Census data released Tuesday show that SNAP (the Supplemental Nutrition Assistance Program, known in California as CalFresh) lifted 4 million people nationwide above the federal poverty line in 2012.
Because SNAP benefits don’t come in the form of cash, they are not counted as income in the official poverty measure. However, the Census Bureau provides information on how much the official poverty statistics would change if these additional resources were counted as income. In 2012, the most recent year for which data are available, SNAP lifted more people out of poverty than in any other year on record.
Despite strong evidence of SNAP’s effectiveness at alleviating the worst effects of poverty and reducing hunger, the US House of Representatives is preparing to vote today on a bill that would slash funding for the program by $39 billion — 10 times the size of the SNAP cuts in the Senate’s version of the Farm Bill.
The new legislation, HR 3102, doubles down on cuts previously proposed by the House, in an earlier June version of the Farm Bill that failed to pass. After that attempt failed, the House passed a Farm Bill that left out the nutrition provisions altogether. HR 3102 is a new attempt to pass the nutrition provisions separately, keeping all the cuts to SNAP previously proposed, and adding more to the list.
For example, the new bill would block states’ flexibility to exempt high-unemployment areas from strict rules that limit benefits for jobless adults with no children. While proponents of the bill claim that any qualifying person willing to work or participate in a job training program will still have access to SNAP, most states and localities provide limited, if any, access to “workfare” programs. If state flexibility were eliminated, childless adults unable to find a job or get a spot in a job training program would only be able to receive benefits for three months in any three-year period — even in areas with the highest unemployment. Given that more than half of all California counties are still experiencing double-digit unemployment, this provision is cause for concern.
The Congressional Budget Office estimates that HR 3102 would eliminate SNAP benefits for about 3.8 million people — including seniors and low-income working families with children — in 2014. In addition, nearly 3 million people per year over the next 10 years would lose benefits. These cuts are on top of already-scheduled benefit reductions that will affect all SNAP households in a little over a month.

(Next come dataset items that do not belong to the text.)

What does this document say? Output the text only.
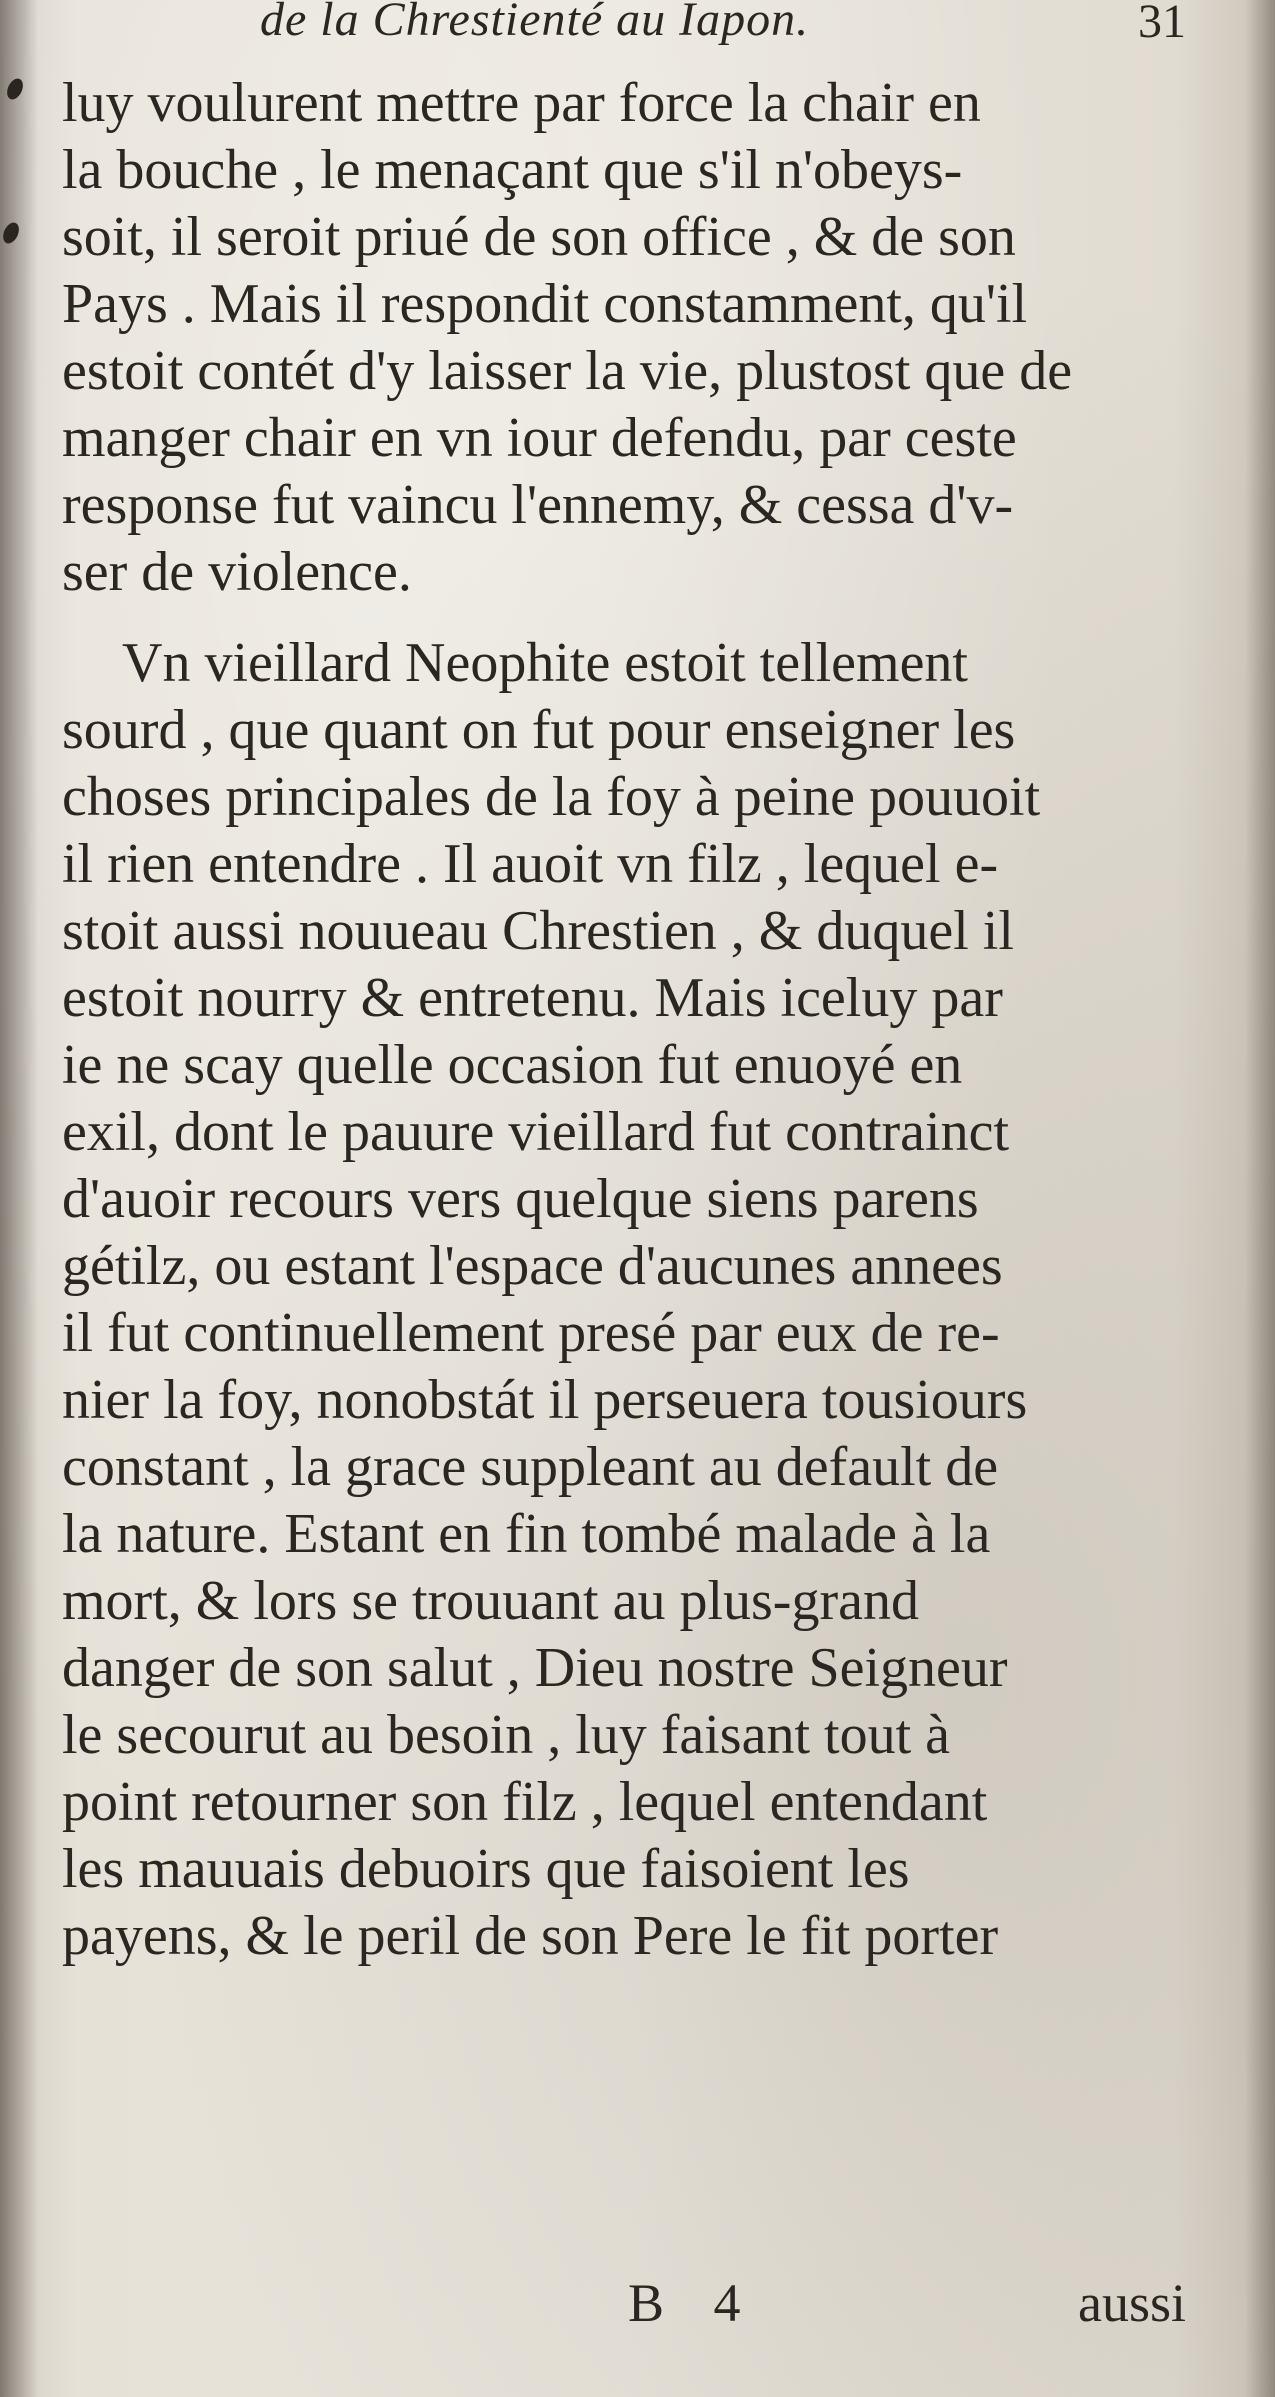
de la Chrestienté au Iapon.	31
luy voulurent mettre par force la chair en
la bouche , le menaçant que s'il n'obeys-
soit, il seroit priué de son office , & de son
Pays . Mais il respondit constamment, qu'il
estoit contét d'y laisser la vie, plustost que de
manger chair en vn iour defendu, par ceste
response fut vaincu l'ennemy, & cessa d'v-
ser de violence.
Vn vieillard Neophite estoit tellement
sourd , que quant on fut pour enseigner les
choses principales de la foy à peine pouuoit
il rien entendre . Il auoit vn filz , lequel e-
stoit aussi nouueau Chrestien , & duquel il
estoit nourry & entretenu. Mais iceluy par
ie ne scay quelle occasion fut enuoyé en
exil, dont le pauure vieillard fut contrainct
d'auoir recours vers quelque siens parens
gétilz, ou estant l'espace d'aucunes annees
il fut continuellement presé par eux de re-
nier la foy, nonobstát il perseuera tousiours
constant , la grace suppleant au default de
la nature. Estant en fin tombé malade à la
mort, & lors se trouuant au plus-grand
danger de son salut , Dieu nostre Seigneur
le secourut au besoin , luy faisant tout à
point retourner son filz , lequel entendant
les mauuais debuoirs que faisoient les
payens, & le peril de son Pere le fit porter
B 4	aussi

With poverty in California still stubbornly high — about one-third above the pre-recession level — deep cuts to SNAP/CalFresh would come at a terrible time, limiting one of the most effective tools the state has for fighting poverty. In order for low-income families to begin to see the gains that high-income earners have seen during the recovery, we need to strengthen and preserve the safety net for struggling families — not weaken it.